The original owner of the house on Bonnie Brae Street said she was forced to sell it after Denton Municipal Electric put in a new high voltage power line and widened the easement, which included part of the garage.

Linda Roth said she was never given the option to just remove the garage and was only told she’d have to sell or the city would take the home by eminent domain. She sold it for $137,000.

She wasn’t living in the house, but grew up there, raised her children there and earned rental income from it.

"I'm unhappy I didn't get any options," Roth said.

Enter Joe Rivas. He was told as a child he would not live past age 18 and would never go to school. He’s now 48 years old, has a master’s degree, writes children’s books and teaches a college psychology class online.

“I’m a very determined individual,” he said.

He’s also being forced out of his home because of Denton Municipal Electric expansions.  And it just so happens that the house Roth previously owned is the house DME’s relocation specialists found for him.

DME is tasked with helping Rivas relocate by state and federal law. So the home’s garage was removed and modifications were made to accommodate his specific needs because of the cerebral palsy.

Rivas said he’s sympathetic to Roth, but after years of being in apartments, this is a dream come true.
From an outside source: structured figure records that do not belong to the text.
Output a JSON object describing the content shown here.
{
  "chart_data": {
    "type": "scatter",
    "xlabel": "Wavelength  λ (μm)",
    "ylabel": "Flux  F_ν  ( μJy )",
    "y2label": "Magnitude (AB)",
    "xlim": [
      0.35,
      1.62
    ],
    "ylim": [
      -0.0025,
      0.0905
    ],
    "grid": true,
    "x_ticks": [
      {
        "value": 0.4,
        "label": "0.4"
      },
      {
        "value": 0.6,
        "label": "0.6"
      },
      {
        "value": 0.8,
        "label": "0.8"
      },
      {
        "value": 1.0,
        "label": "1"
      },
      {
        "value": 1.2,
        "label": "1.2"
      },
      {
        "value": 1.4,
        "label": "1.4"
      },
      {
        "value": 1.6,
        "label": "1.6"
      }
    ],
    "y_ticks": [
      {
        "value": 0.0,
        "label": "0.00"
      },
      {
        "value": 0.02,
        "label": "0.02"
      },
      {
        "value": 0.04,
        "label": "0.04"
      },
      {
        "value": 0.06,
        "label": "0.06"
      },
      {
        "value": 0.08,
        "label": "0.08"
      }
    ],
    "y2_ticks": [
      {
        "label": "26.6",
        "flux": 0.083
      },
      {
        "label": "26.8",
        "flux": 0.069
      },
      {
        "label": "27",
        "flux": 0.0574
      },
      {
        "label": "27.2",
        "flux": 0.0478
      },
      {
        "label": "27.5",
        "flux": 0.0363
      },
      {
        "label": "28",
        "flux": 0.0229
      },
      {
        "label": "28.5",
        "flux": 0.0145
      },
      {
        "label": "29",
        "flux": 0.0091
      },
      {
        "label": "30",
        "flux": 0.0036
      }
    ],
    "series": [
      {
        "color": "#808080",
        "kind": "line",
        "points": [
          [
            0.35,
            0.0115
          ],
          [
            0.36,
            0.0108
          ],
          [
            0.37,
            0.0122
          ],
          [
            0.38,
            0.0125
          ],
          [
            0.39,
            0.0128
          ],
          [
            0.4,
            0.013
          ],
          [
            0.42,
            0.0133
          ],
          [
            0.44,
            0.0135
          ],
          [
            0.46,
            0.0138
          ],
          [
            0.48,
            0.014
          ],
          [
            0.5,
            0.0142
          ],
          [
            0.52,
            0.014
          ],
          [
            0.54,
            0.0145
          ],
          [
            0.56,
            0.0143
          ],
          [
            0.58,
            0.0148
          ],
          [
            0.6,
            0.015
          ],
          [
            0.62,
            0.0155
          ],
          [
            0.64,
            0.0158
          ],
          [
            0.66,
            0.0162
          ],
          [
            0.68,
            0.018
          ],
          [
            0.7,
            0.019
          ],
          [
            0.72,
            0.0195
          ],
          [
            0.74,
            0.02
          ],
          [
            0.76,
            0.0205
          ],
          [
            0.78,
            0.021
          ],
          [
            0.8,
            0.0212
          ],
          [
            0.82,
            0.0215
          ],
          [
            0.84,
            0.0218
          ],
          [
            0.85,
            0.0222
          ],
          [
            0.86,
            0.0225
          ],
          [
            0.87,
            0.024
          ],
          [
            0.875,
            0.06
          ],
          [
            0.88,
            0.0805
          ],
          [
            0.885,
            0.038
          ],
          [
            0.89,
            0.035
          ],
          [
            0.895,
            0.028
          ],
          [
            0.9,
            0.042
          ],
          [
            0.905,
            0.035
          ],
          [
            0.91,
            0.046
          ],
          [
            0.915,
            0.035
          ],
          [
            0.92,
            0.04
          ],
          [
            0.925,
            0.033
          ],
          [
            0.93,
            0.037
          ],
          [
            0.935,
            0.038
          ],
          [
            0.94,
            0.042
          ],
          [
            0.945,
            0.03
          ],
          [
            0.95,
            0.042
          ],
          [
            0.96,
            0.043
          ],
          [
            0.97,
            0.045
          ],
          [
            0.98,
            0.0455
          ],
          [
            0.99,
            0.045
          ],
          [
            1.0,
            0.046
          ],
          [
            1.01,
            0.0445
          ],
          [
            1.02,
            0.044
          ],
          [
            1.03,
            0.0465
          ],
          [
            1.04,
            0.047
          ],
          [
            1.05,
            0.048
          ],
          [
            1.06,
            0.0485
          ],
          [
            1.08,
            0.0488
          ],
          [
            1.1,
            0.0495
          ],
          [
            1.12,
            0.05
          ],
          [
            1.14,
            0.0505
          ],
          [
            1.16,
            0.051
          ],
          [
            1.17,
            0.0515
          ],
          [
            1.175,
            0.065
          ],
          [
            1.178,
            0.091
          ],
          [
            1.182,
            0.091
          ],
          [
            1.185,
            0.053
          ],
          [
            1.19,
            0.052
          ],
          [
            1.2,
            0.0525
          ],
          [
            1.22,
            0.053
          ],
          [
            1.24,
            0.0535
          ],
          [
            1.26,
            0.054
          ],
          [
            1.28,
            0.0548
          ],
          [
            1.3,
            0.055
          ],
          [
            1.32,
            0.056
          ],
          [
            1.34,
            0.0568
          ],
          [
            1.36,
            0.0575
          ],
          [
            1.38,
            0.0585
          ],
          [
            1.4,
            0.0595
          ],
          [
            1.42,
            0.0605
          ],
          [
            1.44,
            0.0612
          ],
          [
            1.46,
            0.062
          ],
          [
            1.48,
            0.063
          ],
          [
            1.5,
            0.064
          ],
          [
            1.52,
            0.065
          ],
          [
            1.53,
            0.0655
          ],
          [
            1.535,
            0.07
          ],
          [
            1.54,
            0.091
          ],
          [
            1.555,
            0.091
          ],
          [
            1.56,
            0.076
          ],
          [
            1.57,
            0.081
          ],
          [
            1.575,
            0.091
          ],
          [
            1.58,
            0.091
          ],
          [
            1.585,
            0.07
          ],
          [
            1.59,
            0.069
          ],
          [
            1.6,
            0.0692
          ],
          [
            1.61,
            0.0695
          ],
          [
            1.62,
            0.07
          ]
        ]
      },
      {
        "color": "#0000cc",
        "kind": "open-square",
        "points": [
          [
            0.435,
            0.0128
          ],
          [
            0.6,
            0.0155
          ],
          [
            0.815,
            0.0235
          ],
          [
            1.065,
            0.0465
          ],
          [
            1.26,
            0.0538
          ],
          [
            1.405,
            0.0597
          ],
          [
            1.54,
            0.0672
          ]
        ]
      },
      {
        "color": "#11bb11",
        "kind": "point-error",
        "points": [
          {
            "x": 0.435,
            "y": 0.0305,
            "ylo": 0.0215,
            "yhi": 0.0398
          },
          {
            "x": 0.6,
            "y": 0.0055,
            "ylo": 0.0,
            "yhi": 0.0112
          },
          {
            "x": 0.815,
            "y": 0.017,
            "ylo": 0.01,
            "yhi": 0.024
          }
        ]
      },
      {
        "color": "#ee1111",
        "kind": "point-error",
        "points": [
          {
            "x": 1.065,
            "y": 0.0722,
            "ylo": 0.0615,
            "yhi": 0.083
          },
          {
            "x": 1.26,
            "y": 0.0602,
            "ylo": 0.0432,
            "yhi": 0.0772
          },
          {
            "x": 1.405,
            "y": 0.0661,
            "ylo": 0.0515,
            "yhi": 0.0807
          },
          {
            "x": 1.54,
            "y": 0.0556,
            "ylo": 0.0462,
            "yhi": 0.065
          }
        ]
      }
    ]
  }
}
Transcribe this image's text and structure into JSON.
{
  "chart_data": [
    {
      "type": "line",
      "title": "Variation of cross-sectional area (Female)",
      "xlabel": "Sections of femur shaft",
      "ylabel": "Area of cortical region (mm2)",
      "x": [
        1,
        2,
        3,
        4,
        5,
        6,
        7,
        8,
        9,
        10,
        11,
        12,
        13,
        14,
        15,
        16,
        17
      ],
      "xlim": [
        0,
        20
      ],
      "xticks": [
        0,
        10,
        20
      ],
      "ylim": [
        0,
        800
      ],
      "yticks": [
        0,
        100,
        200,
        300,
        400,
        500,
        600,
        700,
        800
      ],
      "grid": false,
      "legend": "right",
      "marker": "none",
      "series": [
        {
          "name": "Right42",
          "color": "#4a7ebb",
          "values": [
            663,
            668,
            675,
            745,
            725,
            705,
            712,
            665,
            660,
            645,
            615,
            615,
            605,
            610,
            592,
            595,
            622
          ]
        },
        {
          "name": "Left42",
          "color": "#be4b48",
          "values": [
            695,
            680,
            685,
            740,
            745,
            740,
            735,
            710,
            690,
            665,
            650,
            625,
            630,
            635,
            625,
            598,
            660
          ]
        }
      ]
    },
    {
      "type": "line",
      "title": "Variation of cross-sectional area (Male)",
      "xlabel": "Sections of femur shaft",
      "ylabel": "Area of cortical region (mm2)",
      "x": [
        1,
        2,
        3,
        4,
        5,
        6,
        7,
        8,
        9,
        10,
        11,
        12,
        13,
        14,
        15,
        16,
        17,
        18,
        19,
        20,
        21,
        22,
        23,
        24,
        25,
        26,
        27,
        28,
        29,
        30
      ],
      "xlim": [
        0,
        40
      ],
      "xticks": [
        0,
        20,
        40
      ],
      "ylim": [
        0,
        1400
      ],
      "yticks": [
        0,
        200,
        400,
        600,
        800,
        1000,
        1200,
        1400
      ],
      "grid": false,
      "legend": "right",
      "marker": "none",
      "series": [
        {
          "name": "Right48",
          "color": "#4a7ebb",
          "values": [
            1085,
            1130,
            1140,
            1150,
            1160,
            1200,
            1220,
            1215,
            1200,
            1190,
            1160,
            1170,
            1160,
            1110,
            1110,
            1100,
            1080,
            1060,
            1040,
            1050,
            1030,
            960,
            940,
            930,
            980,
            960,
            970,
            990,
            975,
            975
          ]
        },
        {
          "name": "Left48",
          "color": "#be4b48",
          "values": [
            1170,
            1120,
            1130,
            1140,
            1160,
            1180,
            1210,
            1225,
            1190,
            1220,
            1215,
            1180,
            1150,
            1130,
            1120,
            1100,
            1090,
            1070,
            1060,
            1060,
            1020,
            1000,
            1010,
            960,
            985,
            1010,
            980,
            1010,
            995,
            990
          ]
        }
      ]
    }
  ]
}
"It's a really good opportunity for me,” Rivas said.

At least one city council member is now unhappy with the way the city has handled the process. Councilwoman Keely Briggs wants the rest of the council to reconsider the decision to give Rivas the home.

The council will vote again on Tuesday, but it is unlikely the decision will change given the $300,000 the city has already spent to buy and remodel the house.

Rivas also has support from the community.

“I want him to know we had about 80 more emails this morning in support of Joe. He has a lot of friends in the community and a lot of support,” Briggs said.